Survivors and relatives of those caught up in the bloody attack have long called for answers about what happened and whether the security forces' armed response led to unnecessary deaths among the hostages.
Kremlin spokesman Dmitry Peskov said the court's judgment against a country which had suffered a terror attack was "unacceptable" and overly emotional.
In its ruling, the court said the Russian authorities had not done enough to keep the school safe.
"The authorities had been in possession of sufficiently specific information of a planned terrorist attack in the area, linked to an educational institution. Nevertheless, not enough had been done to disrupt the terrorists meeting and preparing; insufficient steps had been taken to prevent them travelling on the day of the attack; security at the school had not been increased; and neither the school nor the public had been warned of the threat," a press release on the judgment said.
The court also identified "serious shortcomings" in the investigation into the attack by the Russian authorities.
There had been no proper examination of how the victims had died, it said. Russian authorities did not carry out a full forensic examination of the majority of victims and failed to properly record the location of most of the hostages' bodies.

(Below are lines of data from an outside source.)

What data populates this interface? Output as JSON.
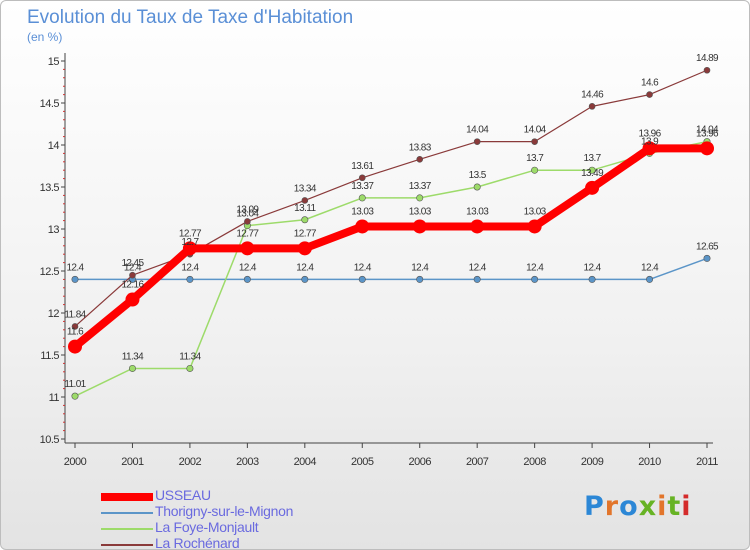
{
  "header": {
    "title": "Evolution du Taux de Taxe d'Habitation",
    "subtitle": "(en %)"
  },
  "logo": {
    "text": "Proxiti",
    "colors": [
      "#2c87d6",
      "#e2752b",
      "#2c87d6",
      "#67b324",
      "#e2752b",
      "#67b324",
      "#d42b2b"
    ]
  },
  "chart_data": {
    "type": "line",
    "title": "Evolution du Taux de Taxe d'Habitation",
    "ylabel": "(en %)",
    "xlabel": "",
    "x": [
      "2000",
      "2001",
      "2002",
      "2003",
      "2004",
      "2005",
      "2006",
      "2007",
      "2008",
      "2009",
      "2010",
      "2011"
    ],
    "ylim": [
      10.5,
      15
    ],
    "yticks": [
      "10.5",
      "11",
      "11.5",
      "12",
      "12.5",
      "13",
      "13.5",
      "14",
      "14.5",
      "15"
    ],
    "grid": false,
    "legend": "bottom-left",
    "series": [
      {
        "name": "USSEAU",
        "color": "#ff0000",
        "width": 8,
        "marker": 7,
        "values": [
          11.6,
          12.16,
          12.77,
          12.77,
          12.77,
          13.03,
          13.03,
          13.03,
          13.03,
          13.49,
          13.96,
          13.96
        ],
        "labels": [
          "11.6",
          "12.16",
          "12.77",
          "12.77",
          "12.77",
          "13.03",
          "13.03",
          "13.03",
          "13.03",
          "13.49",
          "13.96",
          "13.96"
        ]
      },
      {
        "name": "Thorigny-sur-le-Mignon",
        "color": "#5b95c8",
        "width": 1.5,
        "marker": 3.2,
        "values": [
          12.4,
          12.4,
          12.4,
          12.4,
          12.4,
          12.4,
          12.4,
          12.4,
          12.4,
          12.4,
          12.4,
          12.65
        ],
        "labels": [
          "12.4",
          "12.4",
          "12.4",
          "12.4",
          "12.4",
          "12.4",
          "12.4",
          "12.4",
          "12.4",
          "12.4",
          "12.4",
          "12.65"
        ]
      },
      {
        "name": "La Foye-Monjault",
        "color": "#9ddb6a",
        "width": 1.5,
        "marker": 3.2,
        "values": [
          11.01,
          11.34,
          11.34,
          13.04,
          13.11,
          13.37,
          13.37,
          13.5,
          13.7,
          13.7,
          13.9,
          14.04
        ],
        "labels": [
          "11.01",
          "11.34",
          "11.34",
          "13.04",
          "13.11",
          "13.37",
          "13.37",
          "13.5",
          "13.7",
          "13.7",
          "13.9",
          "14.04"
        ]
      },
      {
        "name": "La Rochénard",
        "color": "#8a3a3a",
        "width": 1.2,
        "marker": 3,
        "values": [
          11.84,
          12.45,
          12.7,
          13.09,
          13.34,
          13.61,
          13.83,
          14.04,
          14.04,
          14.46,
          14.6,
          14.89
        ],
        "labels": [
          "11.84",
          "12.45",
          "12.7",
          "13.09",
          "13.34",
          "13.61",
          "13.83",
          "14.04",
          "14.04",
          "14.46",
          "14.6",
          "14.89"
        ]
      }
    ]
  }
}
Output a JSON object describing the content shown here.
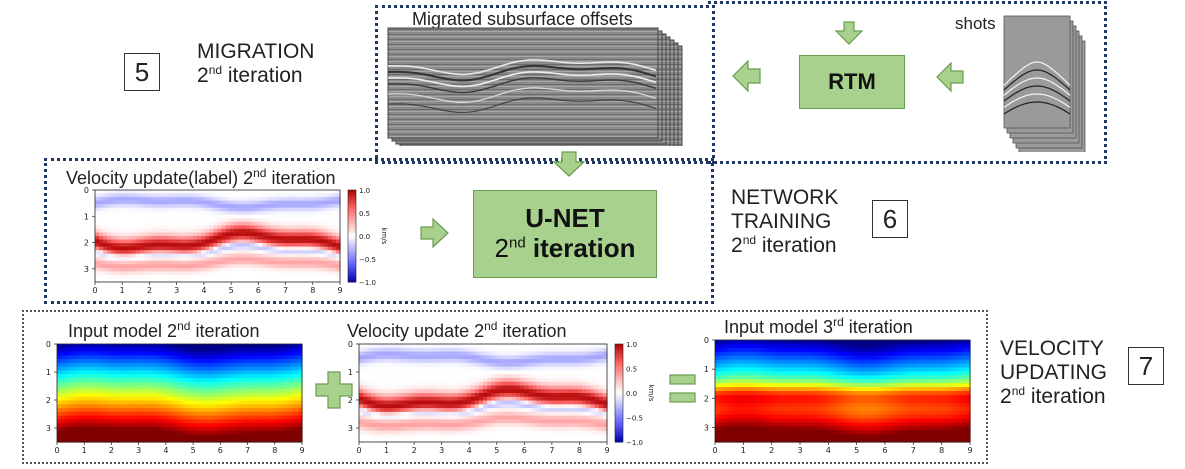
{
  "migration": {
    "title": "MIGRATION",
    "iter_num": "2",
    "iter_suffix": "nd",
    "iter_word": "iteration",
    "step": "5"
  },
  "offsets_label": "Migrated subsurface offsets",
  "shots_label": "shots",
  "rtm_label": "RTM",
  "unet": {
    "line1": "U-NET",
    "num": "2",
    "suffix": "nd",
    "word": "iteration"
  },
  "network_training": {
    "line1": "NETWORK",
    "line2": "TRAINING",
    "num": "2",
    "suffix": "nd",
    "word": "iteration",
    "step": "6"
  },
  "velocity_updating": {
    "line1": "VELOCITY",
    "line2": "UPDATING",
    "num": "2",
    "suffix": "nd",
    "word": "iteration",
    "step": "7"
  },
  "plots": {
    "label_update": {
      "title_pre": "Velocity update(label) 2",
      "title_sup": "nd",
      "title_post": " iteration"
    },
    "input2": {
      "title_pre": "Input model 2",
      "title_sup": "nd",
      "title_post": " iteration"
    },
    "update2": {
      "title_pre": "Velocity update 2",
      "title_sup": "nd",
      "title_post": " iteration"
    },
    "input3": {
      "title_pre": "Input model 3",
      "title_sup": "rd",
      "title_post": " iteration"
    }
  },
  "axes": {
    "x_ticks": [
      "0",
      "1",
      "2",
      "3",
      "4",
      "5",
      "6",
      "7",
      "8",
      "9"
    ],
    "y_ticks": [
      "0",
      "1",
      "2",
      "3"
    ],
    "colorbar_ticks": [
      "1.0",
      "0.5",
      "0.0",
      "−0.5",
      "−1.0"
    ],
    "colorbar_unit": "km/s"
  },
  "colors": {
    "green_box": "#a9d18e",
    "arrow_green": "#a9d18e",
    "navy_dots": "#1f3864"
  }
}
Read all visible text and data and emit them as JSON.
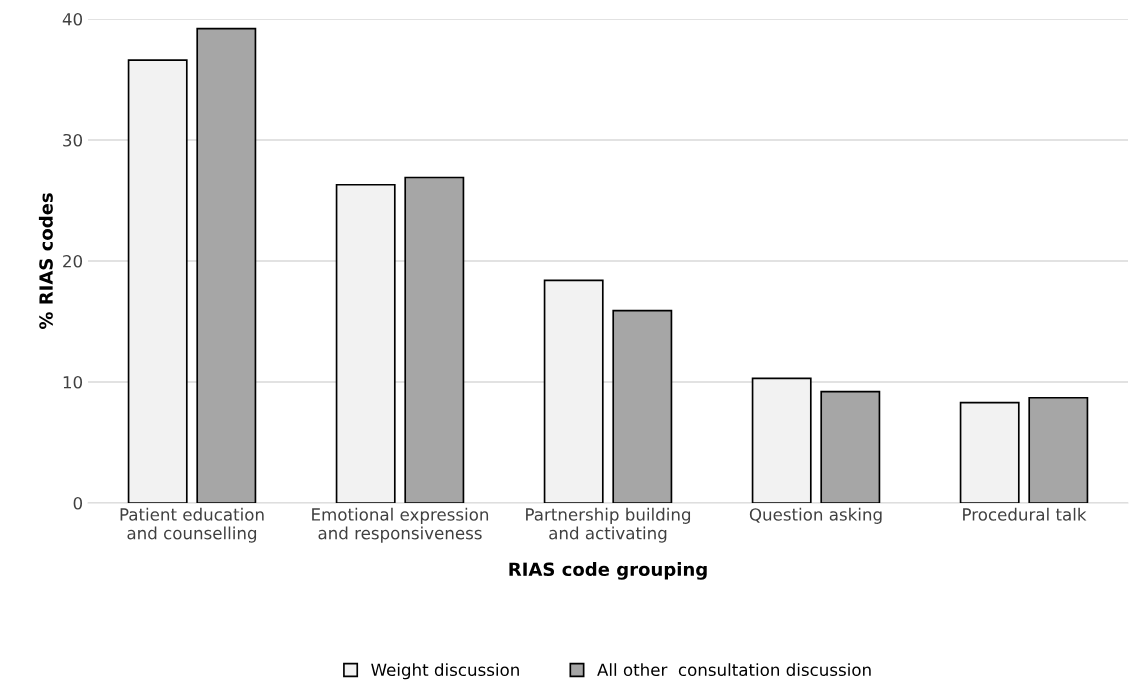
{
  "chart_data": {
    "type": "bar",
    "xlabel": "RIAS code grouping",
    "ylabel": "% RIAS codes",
    "categories": [
      "Patient education\nand counselling",
      "Emotional expression\nand responsiveness",
      "Partnership building\nand activating",
      "Question asking",
      "Procedural talk"
    ],
    "series": [
      {
        "name": "Weight discussion",
        "color": "#f2f2f2",
        "values": [
          36.6,
          26.3,
          18.4,
          10.3,
          8.3
        ]
      },
      {
        "name": "All other  consultation discussion",
        "color": "#a6a6a6",
        "values": [
          39.2,
          26.9,
          15.9,
          9.2,
          8.7
        ]
      }
    ],
    "ylim": [
      0,
      40
    ],
    "yticks": [
      0,
      10,
      20,
      30,
      40
    ],
    "grid": "y",
    "legend": "bottom"
  }
}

In addition, other evidence at the scene was not properly secured and recorded, the court said, causing "irreparable harm to subsequent analysis of the event."

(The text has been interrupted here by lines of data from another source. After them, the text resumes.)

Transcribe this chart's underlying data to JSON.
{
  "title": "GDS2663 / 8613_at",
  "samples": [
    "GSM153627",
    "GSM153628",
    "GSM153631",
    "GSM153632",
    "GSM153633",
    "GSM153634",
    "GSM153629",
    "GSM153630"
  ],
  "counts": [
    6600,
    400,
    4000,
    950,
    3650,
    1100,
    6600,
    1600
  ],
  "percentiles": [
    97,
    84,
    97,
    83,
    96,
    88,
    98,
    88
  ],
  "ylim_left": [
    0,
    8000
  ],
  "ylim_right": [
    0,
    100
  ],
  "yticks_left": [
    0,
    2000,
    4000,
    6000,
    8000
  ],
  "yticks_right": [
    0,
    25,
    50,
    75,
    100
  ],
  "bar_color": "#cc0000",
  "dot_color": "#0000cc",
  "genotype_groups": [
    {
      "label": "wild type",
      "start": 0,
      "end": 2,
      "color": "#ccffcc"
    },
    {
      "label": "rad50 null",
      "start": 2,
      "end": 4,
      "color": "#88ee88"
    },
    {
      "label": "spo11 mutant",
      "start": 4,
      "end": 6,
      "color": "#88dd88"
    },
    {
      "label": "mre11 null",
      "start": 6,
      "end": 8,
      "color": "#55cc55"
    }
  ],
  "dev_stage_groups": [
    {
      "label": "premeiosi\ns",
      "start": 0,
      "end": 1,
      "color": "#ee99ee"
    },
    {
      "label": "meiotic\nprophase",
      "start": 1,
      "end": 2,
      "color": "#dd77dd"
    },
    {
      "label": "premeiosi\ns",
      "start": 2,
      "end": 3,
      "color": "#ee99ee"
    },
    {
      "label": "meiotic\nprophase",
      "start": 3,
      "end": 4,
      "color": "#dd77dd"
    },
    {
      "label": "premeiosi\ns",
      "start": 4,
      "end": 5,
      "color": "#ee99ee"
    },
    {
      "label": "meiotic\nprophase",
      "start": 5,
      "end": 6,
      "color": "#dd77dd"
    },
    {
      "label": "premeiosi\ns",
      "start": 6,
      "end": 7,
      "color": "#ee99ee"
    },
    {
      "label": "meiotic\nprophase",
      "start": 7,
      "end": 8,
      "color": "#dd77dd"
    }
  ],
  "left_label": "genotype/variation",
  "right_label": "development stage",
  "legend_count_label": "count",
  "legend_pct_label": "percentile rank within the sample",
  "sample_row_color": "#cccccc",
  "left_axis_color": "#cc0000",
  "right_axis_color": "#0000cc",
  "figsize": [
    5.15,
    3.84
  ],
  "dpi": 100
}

The court also criticized "serious shortcomings in the planning and control of the security operation" by Russian authorities responding to the hostage situation.
"In the absence of proper legal rules, powerful weapons such as tank cannon, grenade launchers and flame-throwers had been used on the school. This had contributed to the casualties among the hostages," it said.
A number of domestic investigations have been held in the years since the attack on Beslan's Middle School Number One and, in 2006, the only surviving hostage-taker was sentenced to life in prison.
But the court ruled that the Russian authorities had breached the applicants' rights, because "the investigation had not been 'effective', as it had not been capable of leading to a determination of whether the force used by the State had been justified in the circumstances. It also noted that the public scrutiny aspect of the investigation had been breached by the victims' restricted access to it."
The court ordered Russia to pay the 409 applicants a total of 2.9 million euros (almost $3.1 million) in compensation.
The ECHR is not a European Union body. It was established in 1959 to rule on violations set out in the European Convention on Human Rights, of which Russia is a signatory. However in late 2015 the Russian parliament passed a law allowing it to overrule judgments for the court and allowing the Russian constitution to take precedence.
Asked if the Russian government would abide by the court's decision, Peskov said: "All the necessary legal actions about this decision will take place."